Now to my recommendations

-You don't want to share the story with friends of family no matter how urgently you want to talk about what happened. This is because, once liberated, you won't be able to put the story together in a coherent way, leading a lot of people to think you're crazy or something. If you're lucky enough to be in a country with therapists, you want to see a trained therapist who will know how to deal with your incoherent speech and will guide you until you can put together a more coherent story, before you let go of the story. I wasn't lucky enough to see a therapist, but I know people who got a lot of help from therapists.

-Sexual urges are common during post-traumatic stress disorder. You may want to stay out of dating for a while, and find ways (there are lots of ways) to control your impulses.

-You want to accept that for the first year or so you'll have trouble sticking to a single job.
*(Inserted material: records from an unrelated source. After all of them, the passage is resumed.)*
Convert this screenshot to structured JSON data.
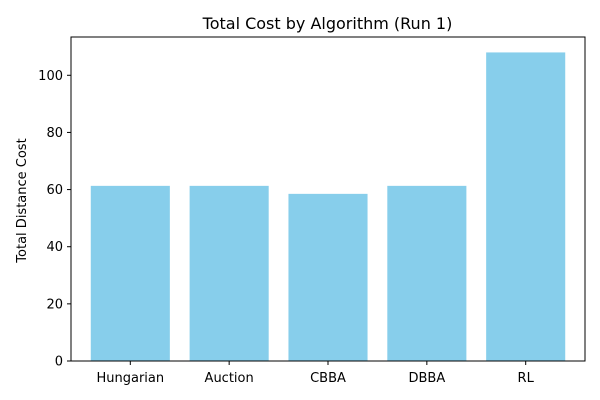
{
  "chart_data": {
    "type": "bar",
    "title": "Total Cost by Algorithm (Run 1)",
    "xlabel": "",
    "ylabel": "Total Distance Cost",
    "categories": [
      "Hungarian",
      "Auction",
      "CBBA",
      "DBBA",
      "RL"
    ],
    "values": [
      61.3,
      61.3,
      58.5,
      61.3,
      108.0
    ],
    "ylim": [
      0,
      113.4
    ],
    "yticks": [
      0,
      20,
      40,
      60,
      80,
      100
    ],
    "bar_color": "#87ceeb",
    "grid": false,
    "legend": "none"
  }
}
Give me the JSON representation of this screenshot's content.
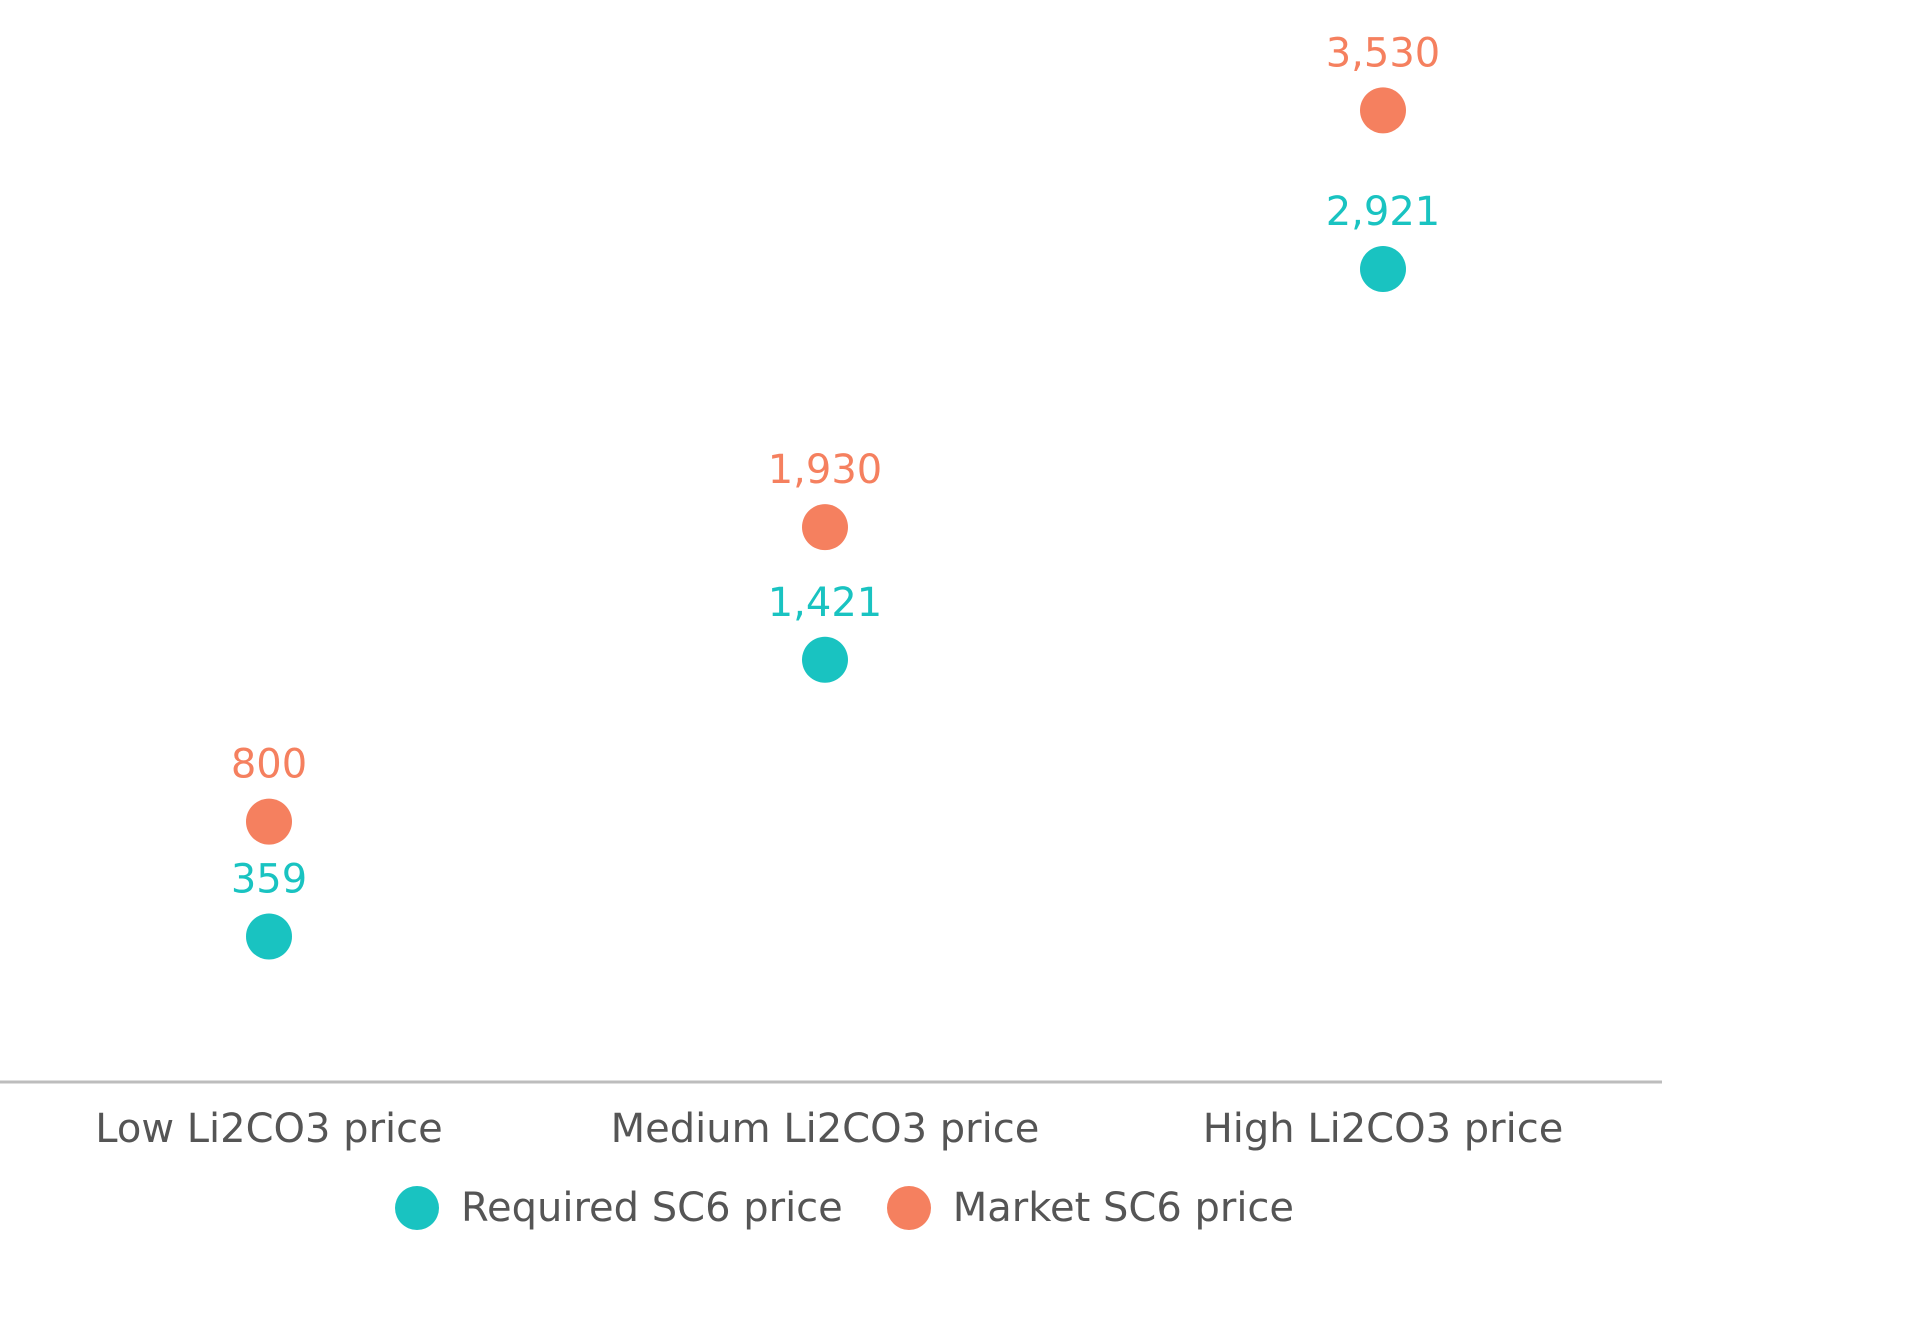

There may be frequent resignations or you may even get fired. Try to start with some simple job like working as a cashier or at a gas station even if you're qualified for better, and after about a year, you'll go back to normal.
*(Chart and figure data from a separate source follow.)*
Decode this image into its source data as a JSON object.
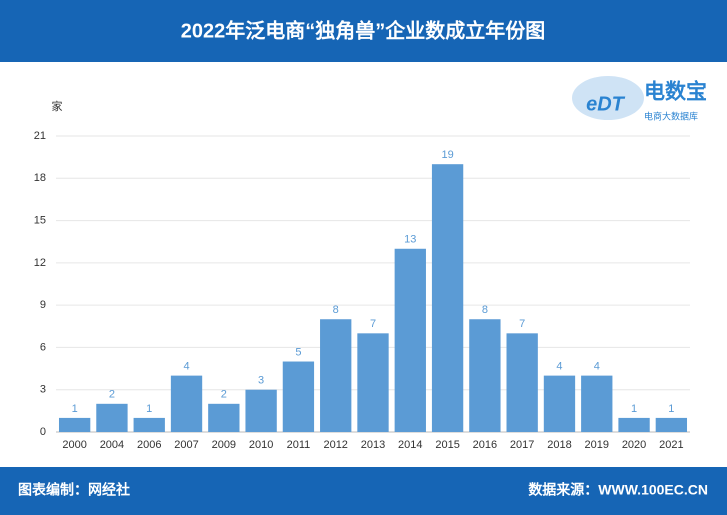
{
  "chart_data": {
    "type": "bar",
    "title": "2022年泛电商“独角兽”企业数成立年份图",
    "y_label": "家",
    "categories": [
      "2000",
      "2004",
      "2006",
      "2007",
      "2009",
      "2010",
      "2011",
      "2012",
      "2013",
      "2014",
      "2015",
      "2016",
      "2017",
      "2018",
      "2019",
      "2020",
      "2021"
    ],
    "values": [
      1,
      2,
      1,
      4,
      2,
      3,
      5,
      8,
      7,
      13,
      19,
      8,
      7,
      4,
      4,
      1,
      1
    ],
    "color": "#5b9bd5",
    "label_color": "#5b9bd5",
    "ylim": [
      0,
      21
    ],
    "yticks": [
      0,
      3,
      6,
      9,
      12,
      15,
      18,
      21
    ],
    "grid": true
  },
  "logo": {
    "mark": "eDT",
    "name": "电数宝",
    "tagline": "电商大数据库"
  },
  "footer": {
    "left": "图表编制：网经社",
    "right": "数据来源：WWW.100EC.CN"
  }
}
-If you have trouble eating or sleeping, you want to consult with a psychiatrist. You want to take the correct amount of medication and check with a couple of psychiatrists, because some over-medicate and others under-medicate.

-One of the main symptoms of post-traumatic stress disorder that I had was being under the impression of constantly being at the center of attention. You want to avoid crowded places, night clubs, crowded pubs or other crowded venues because you will be under the impression that everyone's looking at you as if you were some kind of Brad Pitt or Angelina Jolie or something. Try to stay in quiet places for as long as you can.

-Finally, in both 2005 and 2015 it took me about 3 years to become symptom-free and walk like a free man. If you take your medication, avoid exposing yourself to crowded places, pick up an activity that frees your mind and that gives you self-worth, like reading, writing; painting, drawing, building, coding, you name it, you should be fine, and you'll have skills that can lead you to the next phase in your life.